Given the increasing interest that is developing around this area, it’s normal that more and more users are interested in Social Trading Regulation, particularly in Europe where the regulation of the financial sector is increasingly stringent.
In this post we will see precisely what is the Social Trading Regulation (also for Copy Trading and Mirror Trading) in Europe.
Specifically, we will talk and explain what the MiFID Directive is.
Finished this post, you can deepen the subject discovering how ZuluTrade, one of the main companies in the sector, has had to change its Copy Trading platform just to adapt to the European Social Trading Regulation.
We explain it in detail in this post.
But let’s order.
What is MiFID and why it exists
MiFID, acronym of Markets in Financial Instruments Directive, is a European Union directive, born back in 2004. This directive contains a long list of requirements and standards to which all participants in the European financial markets must adhere to.
The main objective of MiFID is to create a European financial market in which encouraging honest competition between the participating companies, and at the same time increasing consumer protection.
The first introduction in 2004, of what we can call MiFID I, was a significant and positive change for the industry.
Everything was going the right way, and the new legislation, which came into full force in 2007, finally replacing the old ISD (Investment Services Directive), seemed to have improved and made the European financial landscape safer.
Well, it’s appropriate to say: “famous last words”.
In 2007 began what today we know as the global financial crisis. Starting from the US subprime and moving to the European countries debt, the entire global financial system was on the brink of collapse.
The crisis, however, had the merit of highlighting all the weaknesses of MiFID I, weaknesses that most likely would not have been identified in normal market conditions.
In several areas there was a lack of transparency and controls, in other areas, instead, there were still no sufficient protections for investors. In addition, the unstoppable technological development of these decades had given life to new problems that needed a prompt and serious supervision.
It was at that time that HFT (High Frequency Trading), and more generally all the Algorithmic Trading, became the main accused of many system malfunctions (see the famous Flash Crash of 2010).
There was so much to do to make the system more solid and secure, and at the dawn of 2010, for the European Union legislators it was time to upgrade, integrate and improve the whole MiFID.
The “discovery” of Copy and Mirror Trading
The start of the consultation for the MiFID I updating was the occasion for the European authorities to turn their attention to a new way of investing that was rapidly spreading all over the world thanks to the technological development. Yes, we are talking precisely of Social Trading.
But, we need to be more accurate in this case.
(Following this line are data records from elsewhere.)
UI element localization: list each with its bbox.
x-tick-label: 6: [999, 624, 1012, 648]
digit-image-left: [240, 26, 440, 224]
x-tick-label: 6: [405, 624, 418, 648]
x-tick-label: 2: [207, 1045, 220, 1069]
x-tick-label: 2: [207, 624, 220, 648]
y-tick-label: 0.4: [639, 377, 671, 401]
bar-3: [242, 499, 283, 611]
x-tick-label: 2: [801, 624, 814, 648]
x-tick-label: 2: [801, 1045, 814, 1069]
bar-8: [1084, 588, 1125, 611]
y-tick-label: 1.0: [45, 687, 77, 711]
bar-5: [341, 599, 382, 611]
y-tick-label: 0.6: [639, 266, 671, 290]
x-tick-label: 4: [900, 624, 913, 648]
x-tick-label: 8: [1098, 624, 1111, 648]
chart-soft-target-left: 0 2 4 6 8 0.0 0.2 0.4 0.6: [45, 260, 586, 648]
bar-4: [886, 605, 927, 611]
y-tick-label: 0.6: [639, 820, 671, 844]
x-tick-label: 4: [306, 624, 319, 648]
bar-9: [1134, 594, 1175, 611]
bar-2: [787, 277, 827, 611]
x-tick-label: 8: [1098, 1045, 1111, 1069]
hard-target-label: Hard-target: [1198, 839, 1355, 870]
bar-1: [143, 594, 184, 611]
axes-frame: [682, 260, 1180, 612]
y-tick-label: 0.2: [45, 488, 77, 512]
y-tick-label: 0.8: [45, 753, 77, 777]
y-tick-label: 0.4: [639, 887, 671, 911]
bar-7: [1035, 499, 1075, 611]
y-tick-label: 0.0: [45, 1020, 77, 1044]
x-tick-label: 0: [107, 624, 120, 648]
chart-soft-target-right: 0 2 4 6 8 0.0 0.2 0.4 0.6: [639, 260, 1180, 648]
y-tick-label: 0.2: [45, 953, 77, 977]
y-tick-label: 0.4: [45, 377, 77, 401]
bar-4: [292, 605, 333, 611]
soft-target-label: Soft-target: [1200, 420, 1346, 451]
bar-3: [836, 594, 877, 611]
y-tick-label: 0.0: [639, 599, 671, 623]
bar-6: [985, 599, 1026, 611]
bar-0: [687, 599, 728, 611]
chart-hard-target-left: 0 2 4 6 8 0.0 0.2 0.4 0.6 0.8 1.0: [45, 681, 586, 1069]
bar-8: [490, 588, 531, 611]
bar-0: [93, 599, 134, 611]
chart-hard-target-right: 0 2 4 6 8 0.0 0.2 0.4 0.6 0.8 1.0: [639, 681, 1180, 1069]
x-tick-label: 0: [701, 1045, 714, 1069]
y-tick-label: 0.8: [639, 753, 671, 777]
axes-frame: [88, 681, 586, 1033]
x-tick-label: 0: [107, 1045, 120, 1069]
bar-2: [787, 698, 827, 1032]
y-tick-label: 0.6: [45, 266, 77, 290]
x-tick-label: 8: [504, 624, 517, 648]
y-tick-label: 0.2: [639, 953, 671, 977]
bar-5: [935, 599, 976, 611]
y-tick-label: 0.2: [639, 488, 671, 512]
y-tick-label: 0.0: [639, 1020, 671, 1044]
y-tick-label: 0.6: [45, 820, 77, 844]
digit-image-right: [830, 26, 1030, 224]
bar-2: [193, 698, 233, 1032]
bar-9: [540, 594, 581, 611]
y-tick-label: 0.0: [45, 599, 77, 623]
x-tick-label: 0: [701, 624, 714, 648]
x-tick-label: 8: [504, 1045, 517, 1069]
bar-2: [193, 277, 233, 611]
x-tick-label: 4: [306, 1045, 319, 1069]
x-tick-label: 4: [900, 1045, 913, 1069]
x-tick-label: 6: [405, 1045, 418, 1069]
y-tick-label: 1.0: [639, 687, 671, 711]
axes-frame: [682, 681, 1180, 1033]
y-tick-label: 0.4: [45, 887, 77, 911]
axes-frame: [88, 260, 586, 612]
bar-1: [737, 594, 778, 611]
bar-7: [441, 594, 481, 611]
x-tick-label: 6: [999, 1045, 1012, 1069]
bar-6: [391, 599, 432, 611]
Not all Social Trading, but only the subsets of Copy Trading and Mirror Trading.
- Pure Copy Trading is the practice of replicating trading signals generated by a trader, through a platform that acts as the interface between the supplier of the signal (the trader) and the investor who copies it.
- Pure Mirror Trading instead is the practice of replicating trading signals generated by an automatic strategy hosted on the interface platform.
In essence, they are quite the same, it’s always an entity, being it machine or human, that generates a signal to buy or sell, which is transmitted to the investor and that is replicated on his personal account.
The authorities put special attention to the fact that this process was fully automated, i.e., once the choice of the traders or strategies from which to copy was confirmed, the investor could very well stop following the trading activity, because everything was done automatically, and buys and sells orders came easily and instantly to the investor’s account, even without the need of the computer to be turned on or to keep programs always running.
The beauty of this new system was exactly this, i.e. the ability to copy effortless from strategies or trader who had already proven to be profitable.
The new Social Trading Regulation
From the authorities point of view, however, these systems were creating a different scenario on the legislative front.
Despite the trading account remained owned by the investor, and there was no delivery of money to a third party, in any case the investor’s capital was moved and managed by an external entity, and this was enough for the authorities to equate Copy trading and Mirror trading to the asset management disciplines.
The dividing line was only one. If the trading signal generated by the trader or by the strategy was then replicated automatically and without any confirmation from the investor, then that was classified as asset management. Period.
If instead the investor had to confirm the buying or selling signal, and operate manually, that case was no longer asset management, but simple advice.
What happened then?
It happened that all the companies that were offering Copy Trading or Mirror Trading services had to adapt to the same MiFID regulations planned for the asset management companies, which, as you can imagine, were different.
And here’s where we finally arrive to ZuluTrade.
Prior to this regulatory update, this society was considered an IB (Introducing Broker) and a service provider. Essentially, the company was the medium through which customers were finalizing the opening of trading account among various forex brokers; plus, it also provided an automatic signals replication service, precisely what we call Copy Trading.
Now, with the update to MiFID II, ZuluTrade is still an IB, and is always a service provider, but it’s also a kind of asset manager , and therefore has been forced to update and revise some of its services.